Treat as a medical emergency → immediate ER evaluation for stroke or acute carotid/cardiac pathology.
Where do sub‑RPE and subretinal hemorrhages occur anatomically, and what do they indicate?
They reflect deep retinal or RPE pathology:
Sub‑RPE: blood within the choroid/choriocapillaris beneath the RPE
Subretinal: blood between the RPE and sensory retina (retinal vessels may be seen overlying)
Both indicate involvement of deep vascular complexes, often from choroidal pathology.
What is the most common cause of sub‑RPE and subretinal hemorrhages?
Most commonly due to choroidal neovascularization (CNV). Less commonly arise from an extension of deep retinal hemorrhages.

How can you clinically distinguish sub‑RPE from subretinal hemorrhages based on color?
Sub‑RPE heme: Gray‑green or dark appearance (blood under RPE pigment).
Subretinal heme: Dark red, sitting above the RPE where color is more visible.

What additional findings may accompany deep retinal hemorrhages over time?
May develop yellowish lipid exudation, which later becomes scar tissue and pigment mottling as blood and inflammatory products resolve.
What is Idiopathic Juxtafoveal (Parafoveal) Retinal Telangiectasia and what vessels are affected?
A condition involving telangiectatic (dilated, incompetent) capillaries near the fovea/parafoveal region.
Characterized by aneurysms of small retinal capillaries affecting multiple retinal areas.

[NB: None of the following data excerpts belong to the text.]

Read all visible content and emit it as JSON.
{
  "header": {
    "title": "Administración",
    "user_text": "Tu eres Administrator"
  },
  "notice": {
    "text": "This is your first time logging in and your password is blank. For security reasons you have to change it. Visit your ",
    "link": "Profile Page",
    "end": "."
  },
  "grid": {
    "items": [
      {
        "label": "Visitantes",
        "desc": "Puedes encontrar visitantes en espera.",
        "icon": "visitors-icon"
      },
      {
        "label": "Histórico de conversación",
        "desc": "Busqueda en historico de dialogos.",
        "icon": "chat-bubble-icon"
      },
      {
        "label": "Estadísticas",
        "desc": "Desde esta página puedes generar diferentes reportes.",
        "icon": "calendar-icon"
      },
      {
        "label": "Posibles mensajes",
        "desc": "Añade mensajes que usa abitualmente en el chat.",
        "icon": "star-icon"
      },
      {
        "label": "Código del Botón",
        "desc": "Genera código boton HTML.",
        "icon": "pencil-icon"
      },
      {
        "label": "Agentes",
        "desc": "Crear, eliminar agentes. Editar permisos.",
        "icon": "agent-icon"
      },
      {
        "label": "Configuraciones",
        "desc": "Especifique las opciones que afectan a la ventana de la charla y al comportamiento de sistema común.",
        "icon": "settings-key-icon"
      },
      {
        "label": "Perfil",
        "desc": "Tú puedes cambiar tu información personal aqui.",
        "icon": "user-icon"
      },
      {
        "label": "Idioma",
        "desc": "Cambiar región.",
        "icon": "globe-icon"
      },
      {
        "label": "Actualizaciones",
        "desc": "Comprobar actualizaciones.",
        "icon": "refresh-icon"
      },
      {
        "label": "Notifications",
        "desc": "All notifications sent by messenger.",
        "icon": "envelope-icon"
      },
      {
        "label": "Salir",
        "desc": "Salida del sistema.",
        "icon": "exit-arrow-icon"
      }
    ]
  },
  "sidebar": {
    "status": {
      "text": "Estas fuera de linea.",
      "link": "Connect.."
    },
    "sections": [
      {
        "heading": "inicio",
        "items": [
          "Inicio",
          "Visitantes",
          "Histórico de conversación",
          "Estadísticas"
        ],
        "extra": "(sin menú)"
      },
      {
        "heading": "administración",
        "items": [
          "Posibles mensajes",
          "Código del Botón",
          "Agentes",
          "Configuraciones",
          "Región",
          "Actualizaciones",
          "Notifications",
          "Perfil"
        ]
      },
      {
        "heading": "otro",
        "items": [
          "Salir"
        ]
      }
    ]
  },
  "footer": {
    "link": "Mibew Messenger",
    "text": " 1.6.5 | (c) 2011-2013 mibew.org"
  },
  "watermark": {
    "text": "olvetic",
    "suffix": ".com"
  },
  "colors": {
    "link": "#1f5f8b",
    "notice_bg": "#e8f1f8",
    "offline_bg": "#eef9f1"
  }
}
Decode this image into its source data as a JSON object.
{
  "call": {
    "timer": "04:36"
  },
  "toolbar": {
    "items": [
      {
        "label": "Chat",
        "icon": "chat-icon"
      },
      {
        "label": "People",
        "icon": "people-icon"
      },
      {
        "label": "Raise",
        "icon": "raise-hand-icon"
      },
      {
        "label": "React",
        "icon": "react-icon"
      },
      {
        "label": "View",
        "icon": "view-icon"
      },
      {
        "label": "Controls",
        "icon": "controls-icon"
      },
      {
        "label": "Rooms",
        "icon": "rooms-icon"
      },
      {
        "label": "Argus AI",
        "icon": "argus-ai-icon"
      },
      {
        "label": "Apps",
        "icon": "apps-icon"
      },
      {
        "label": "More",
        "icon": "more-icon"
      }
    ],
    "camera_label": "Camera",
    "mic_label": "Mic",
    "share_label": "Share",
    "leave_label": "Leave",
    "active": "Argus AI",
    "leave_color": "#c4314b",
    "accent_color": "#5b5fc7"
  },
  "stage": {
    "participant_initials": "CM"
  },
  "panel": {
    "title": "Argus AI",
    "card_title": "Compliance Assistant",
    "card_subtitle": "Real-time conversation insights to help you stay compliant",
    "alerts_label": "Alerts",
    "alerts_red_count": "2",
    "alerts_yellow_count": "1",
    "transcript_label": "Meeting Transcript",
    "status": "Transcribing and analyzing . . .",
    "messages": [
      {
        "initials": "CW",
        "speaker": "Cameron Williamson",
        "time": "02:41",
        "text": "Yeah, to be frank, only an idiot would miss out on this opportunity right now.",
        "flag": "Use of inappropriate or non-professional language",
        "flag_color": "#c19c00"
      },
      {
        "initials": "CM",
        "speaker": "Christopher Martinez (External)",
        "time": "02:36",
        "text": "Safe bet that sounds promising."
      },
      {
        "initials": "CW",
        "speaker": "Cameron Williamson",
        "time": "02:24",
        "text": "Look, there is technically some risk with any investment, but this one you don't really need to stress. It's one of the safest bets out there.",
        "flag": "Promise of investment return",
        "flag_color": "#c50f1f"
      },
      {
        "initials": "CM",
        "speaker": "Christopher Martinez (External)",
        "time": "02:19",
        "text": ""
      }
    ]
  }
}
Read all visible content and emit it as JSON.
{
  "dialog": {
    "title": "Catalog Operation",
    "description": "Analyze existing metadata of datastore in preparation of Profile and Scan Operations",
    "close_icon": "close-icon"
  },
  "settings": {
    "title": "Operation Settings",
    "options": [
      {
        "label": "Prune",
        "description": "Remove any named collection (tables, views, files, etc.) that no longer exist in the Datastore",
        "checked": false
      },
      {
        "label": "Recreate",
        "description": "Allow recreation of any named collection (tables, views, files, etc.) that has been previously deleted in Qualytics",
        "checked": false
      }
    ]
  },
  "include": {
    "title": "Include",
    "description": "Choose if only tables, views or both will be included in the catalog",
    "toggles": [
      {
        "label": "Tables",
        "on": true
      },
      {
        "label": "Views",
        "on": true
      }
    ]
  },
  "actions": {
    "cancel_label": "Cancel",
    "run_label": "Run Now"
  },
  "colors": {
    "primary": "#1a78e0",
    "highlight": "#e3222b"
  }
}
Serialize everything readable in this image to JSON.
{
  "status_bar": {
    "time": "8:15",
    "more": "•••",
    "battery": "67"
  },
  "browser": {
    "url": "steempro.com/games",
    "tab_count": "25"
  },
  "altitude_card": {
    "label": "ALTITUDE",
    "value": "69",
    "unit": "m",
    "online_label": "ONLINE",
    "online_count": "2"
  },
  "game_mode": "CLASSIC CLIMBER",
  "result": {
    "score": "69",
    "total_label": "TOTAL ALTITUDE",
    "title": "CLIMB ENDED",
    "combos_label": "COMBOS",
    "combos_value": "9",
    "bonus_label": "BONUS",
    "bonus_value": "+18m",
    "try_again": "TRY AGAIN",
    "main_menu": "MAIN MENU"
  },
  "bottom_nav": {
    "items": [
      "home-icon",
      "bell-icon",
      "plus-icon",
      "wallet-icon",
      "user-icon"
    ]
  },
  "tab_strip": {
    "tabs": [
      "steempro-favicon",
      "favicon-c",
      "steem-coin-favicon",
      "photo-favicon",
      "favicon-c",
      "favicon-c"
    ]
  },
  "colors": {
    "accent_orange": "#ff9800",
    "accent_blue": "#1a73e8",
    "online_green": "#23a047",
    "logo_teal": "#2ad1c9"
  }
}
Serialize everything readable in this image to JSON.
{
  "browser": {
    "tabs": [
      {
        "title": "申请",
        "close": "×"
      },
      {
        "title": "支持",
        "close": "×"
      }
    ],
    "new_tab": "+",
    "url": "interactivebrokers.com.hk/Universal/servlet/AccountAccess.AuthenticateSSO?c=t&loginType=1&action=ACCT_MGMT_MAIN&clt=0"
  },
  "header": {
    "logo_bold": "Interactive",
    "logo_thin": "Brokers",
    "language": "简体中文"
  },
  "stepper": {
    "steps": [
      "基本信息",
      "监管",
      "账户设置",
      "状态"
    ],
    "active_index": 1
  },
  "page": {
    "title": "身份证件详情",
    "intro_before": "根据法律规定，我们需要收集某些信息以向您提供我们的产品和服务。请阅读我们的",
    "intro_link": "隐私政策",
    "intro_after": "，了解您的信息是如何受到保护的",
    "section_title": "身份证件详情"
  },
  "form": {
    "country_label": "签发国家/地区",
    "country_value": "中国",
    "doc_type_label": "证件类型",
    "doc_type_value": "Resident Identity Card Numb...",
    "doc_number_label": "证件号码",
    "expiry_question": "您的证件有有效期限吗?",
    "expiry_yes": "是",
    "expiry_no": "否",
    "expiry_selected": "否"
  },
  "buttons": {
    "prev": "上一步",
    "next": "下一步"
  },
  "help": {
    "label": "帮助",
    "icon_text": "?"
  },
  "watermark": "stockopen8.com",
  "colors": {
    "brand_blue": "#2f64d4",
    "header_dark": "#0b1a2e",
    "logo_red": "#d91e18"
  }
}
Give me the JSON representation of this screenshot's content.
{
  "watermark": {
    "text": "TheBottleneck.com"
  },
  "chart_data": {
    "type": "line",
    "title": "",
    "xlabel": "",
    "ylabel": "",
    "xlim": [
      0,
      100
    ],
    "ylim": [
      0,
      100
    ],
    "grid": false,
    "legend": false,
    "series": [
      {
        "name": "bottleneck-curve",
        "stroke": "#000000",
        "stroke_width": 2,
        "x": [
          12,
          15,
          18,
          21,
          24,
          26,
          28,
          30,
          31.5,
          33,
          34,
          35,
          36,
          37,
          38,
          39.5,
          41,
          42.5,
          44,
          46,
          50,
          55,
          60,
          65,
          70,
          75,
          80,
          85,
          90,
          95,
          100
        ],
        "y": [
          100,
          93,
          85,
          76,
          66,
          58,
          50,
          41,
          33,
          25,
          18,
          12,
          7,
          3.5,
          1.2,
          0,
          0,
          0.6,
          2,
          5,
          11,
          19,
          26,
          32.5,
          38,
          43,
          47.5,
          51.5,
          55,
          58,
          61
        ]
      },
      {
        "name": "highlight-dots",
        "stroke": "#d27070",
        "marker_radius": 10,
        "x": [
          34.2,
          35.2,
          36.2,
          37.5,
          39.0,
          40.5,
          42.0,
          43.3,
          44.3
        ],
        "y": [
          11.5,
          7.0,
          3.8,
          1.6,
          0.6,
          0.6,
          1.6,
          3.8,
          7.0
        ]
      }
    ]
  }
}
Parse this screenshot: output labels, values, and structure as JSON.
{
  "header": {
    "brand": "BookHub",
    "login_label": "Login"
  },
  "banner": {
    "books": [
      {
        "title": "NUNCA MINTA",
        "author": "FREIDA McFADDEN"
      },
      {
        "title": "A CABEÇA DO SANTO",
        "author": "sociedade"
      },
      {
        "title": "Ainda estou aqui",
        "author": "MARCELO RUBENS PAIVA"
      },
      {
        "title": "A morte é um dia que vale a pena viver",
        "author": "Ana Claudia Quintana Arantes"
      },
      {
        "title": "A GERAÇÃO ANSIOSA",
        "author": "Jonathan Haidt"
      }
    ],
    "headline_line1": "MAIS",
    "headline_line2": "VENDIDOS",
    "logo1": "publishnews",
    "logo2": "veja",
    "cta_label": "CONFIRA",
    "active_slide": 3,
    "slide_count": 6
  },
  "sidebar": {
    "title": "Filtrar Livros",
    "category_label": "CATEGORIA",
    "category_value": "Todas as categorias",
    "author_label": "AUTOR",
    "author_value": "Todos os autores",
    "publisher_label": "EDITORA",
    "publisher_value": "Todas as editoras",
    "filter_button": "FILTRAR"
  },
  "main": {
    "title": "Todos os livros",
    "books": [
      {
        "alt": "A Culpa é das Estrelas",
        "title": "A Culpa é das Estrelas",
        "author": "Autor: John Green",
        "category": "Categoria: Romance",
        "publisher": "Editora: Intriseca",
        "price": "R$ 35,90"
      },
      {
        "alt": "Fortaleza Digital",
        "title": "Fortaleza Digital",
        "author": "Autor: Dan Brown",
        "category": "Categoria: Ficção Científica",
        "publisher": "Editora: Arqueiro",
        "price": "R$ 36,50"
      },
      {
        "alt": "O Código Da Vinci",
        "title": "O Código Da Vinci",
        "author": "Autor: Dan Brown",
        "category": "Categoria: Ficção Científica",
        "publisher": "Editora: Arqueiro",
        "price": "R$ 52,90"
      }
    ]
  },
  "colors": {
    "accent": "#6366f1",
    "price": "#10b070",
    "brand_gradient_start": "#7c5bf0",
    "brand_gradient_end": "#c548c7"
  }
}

Is Mac Tel associated with systemic disease?
No. Idiopathic juxtafoveal telangiectasia is not necessarily linked to systemic disease and often occurs without hypertension, diabetes, or other vascular disorders.

What is the main visual threat in Mac Tel?
The telangiectatic vessels can leak into the macula, causing macular edema, reduced central vision, or distortion.

What is an epiretinal membrane (ERM), and what are its common alternative names?
ERM is a fibrocellular proliferation on the inner retinal surface, typically over the macula, causing retinal distortion or traction.
Also known as:
Preretinal membrane
Macular pucker
Surface‑wrinkling retinopathy
Cellophane retinopathy
Premacular fibroplasia
Preretinal gliosis
Preretinal macular fibrosis

What is a potential underlying cause of epiretinal membrane formation?
ERM can arise from retinal vasculopathy (a nonspecific term for retinal vascular disease), which promotes migration/proliferation of glial cells on the retinal surface.